The following are required data source arguments:

data_type: type of input data. Either RasterDataset, GeoDataset or GeoDataFrame.
driver: data_type specific driver to read a dataset, see overview below.
path: path to the data file. Relative paths are combined with the global root option of the yaml file (if available) or the directory of the yaml file itself. To read multiple files in a single dataset (if supported by the driver) a string glob in the form of "path/to/my/files/*.nc" can be used. The filenames can be further specified with {variable}, {year} and {month} keys to limit which files are being read based on the get_data request in the form of "path/to/my/files/{variable}_{year}_{month}.nc". Note that month is by default not zero-padded (e.g. January 2012 is stored as "path/to/my/files/{variable}_2012_1.nc"). Users can optionally add a formatting string to define how the key should be read. For example, in a path written as "path/to/my/files/{variable}_{year}_{month:02d}.nc", the month always has two digits and is zero-padded for Jan-Sep (e.g. January 2012 is stored as "path/to/my/files/{variable}_2012_01.nc").

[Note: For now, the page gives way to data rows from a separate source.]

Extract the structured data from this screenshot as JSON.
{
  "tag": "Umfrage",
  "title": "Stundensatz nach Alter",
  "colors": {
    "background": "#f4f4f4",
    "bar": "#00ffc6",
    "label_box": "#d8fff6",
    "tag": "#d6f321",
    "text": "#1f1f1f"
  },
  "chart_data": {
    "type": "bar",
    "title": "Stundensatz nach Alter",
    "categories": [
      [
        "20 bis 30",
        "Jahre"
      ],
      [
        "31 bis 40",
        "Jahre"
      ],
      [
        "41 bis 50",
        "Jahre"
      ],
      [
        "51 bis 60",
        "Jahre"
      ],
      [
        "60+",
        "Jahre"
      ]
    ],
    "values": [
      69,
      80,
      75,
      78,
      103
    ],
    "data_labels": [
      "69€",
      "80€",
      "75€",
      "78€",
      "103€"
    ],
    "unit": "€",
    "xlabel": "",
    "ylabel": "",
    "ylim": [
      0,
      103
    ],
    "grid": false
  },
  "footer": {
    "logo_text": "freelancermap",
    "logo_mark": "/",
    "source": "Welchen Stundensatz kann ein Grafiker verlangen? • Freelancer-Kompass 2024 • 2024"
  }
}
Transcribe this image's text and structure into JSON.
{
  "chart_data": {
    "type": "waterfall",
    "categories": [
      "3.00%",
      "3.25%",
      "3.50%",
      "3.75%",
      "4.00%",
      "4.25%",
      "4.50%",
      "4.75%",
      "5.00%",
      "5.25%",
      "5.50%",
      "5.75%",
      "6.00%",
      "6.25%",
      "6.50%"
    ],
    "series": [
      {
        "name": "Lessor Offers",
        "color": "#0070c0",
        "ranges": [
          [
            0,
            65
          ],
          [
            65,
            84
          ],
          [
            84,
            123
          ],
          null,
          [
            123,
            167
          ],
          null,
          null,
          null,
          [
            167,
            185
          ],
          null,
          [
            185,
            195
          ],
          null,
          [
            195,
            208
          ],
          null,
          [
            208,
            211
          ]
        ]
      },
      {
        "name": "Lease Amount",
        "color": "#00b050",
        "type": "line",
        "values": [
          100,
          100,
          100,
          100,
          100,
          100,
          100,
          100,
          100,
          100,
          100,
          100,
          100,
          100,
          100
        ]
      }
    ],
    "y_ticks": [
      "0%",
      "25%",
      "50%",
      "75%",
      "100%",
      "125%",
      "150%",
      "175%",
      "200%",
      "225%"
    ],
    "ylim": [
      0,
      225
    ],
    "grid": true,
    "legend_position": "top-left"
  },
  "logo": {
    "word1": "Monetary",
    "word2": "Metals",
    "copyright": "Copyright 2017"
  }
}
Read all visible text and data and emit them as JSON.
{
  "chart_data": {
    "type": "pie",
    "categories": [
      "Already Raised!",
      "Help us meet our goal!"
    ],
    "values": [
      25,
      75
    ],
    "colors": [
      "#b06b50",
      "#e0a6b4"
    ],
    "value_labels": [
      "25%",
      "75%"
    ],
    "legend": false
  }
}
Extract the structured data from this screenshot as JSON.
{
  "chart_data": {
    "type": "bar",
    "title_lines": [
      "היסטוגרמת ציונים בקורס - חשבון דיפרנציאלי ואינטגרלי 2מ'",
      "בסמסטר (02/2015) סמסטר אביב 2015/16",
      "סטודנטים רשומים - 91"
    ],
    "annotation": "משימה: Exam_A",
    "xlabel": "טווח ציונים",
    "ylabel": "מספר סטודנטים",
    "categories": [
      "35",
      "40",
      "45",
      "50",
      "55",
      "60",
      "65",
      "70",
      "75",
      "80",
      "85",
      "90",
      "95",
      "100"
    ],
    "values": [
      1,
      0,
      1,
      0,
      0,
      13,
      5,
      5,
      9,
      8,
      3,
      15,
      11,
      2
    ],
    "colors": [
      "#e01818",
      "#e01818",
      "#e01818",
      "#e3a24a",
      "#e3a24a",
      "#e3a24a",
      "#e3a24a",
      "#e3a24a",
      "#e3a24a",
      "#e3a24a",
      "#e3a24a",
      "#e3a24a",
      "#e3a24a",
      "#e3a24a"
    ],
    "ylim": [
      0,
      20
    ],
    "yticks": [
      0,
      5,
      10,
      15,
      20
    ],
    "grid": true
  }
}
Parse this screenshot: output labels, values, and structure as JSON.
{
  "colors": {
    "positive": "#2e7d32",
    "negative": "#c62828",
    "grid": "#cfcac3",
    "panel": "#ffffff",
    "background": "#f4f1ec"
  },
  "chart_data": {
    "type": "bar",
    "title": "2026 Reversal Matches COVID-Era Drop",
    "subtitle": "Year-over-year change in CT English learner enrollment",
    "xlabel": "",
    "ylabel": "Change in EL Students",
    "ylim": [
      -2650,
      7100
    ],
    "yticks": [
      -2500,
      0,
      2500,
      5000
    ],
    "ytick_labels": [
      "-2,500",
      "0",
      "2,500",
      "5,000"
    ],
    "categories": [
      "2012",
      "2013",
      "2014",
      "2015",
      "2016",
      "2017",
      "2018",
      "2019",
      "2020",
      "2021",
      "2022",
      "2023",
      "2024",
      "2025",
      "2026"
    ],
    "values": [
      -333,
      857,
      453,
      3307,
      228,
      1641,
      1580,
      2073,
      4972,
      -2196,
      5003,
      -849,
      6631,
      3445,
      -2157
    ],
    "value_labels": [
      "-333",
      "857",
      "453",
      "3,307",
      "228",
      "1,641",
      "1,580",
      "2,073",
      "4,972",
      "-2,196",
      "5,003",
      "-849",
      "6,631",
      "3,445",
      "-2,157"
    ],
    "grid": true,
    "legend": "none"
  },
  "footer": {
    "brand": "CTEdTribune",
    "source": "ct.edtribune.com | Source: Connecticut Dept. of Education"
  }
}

A full list of optional data source arguments is given below

Note

The alias argument will be deprecated and should no longer be used, see github issue for more information

Warning

Using cloud data is still experimental and only supported for DataFrame, RasterDataset and Geodataset with zarr. RasterDataset with raster driver is also possible but in case of multiple files (mosaic) we strongly recommend using a vrt file for speed and computation efficiency.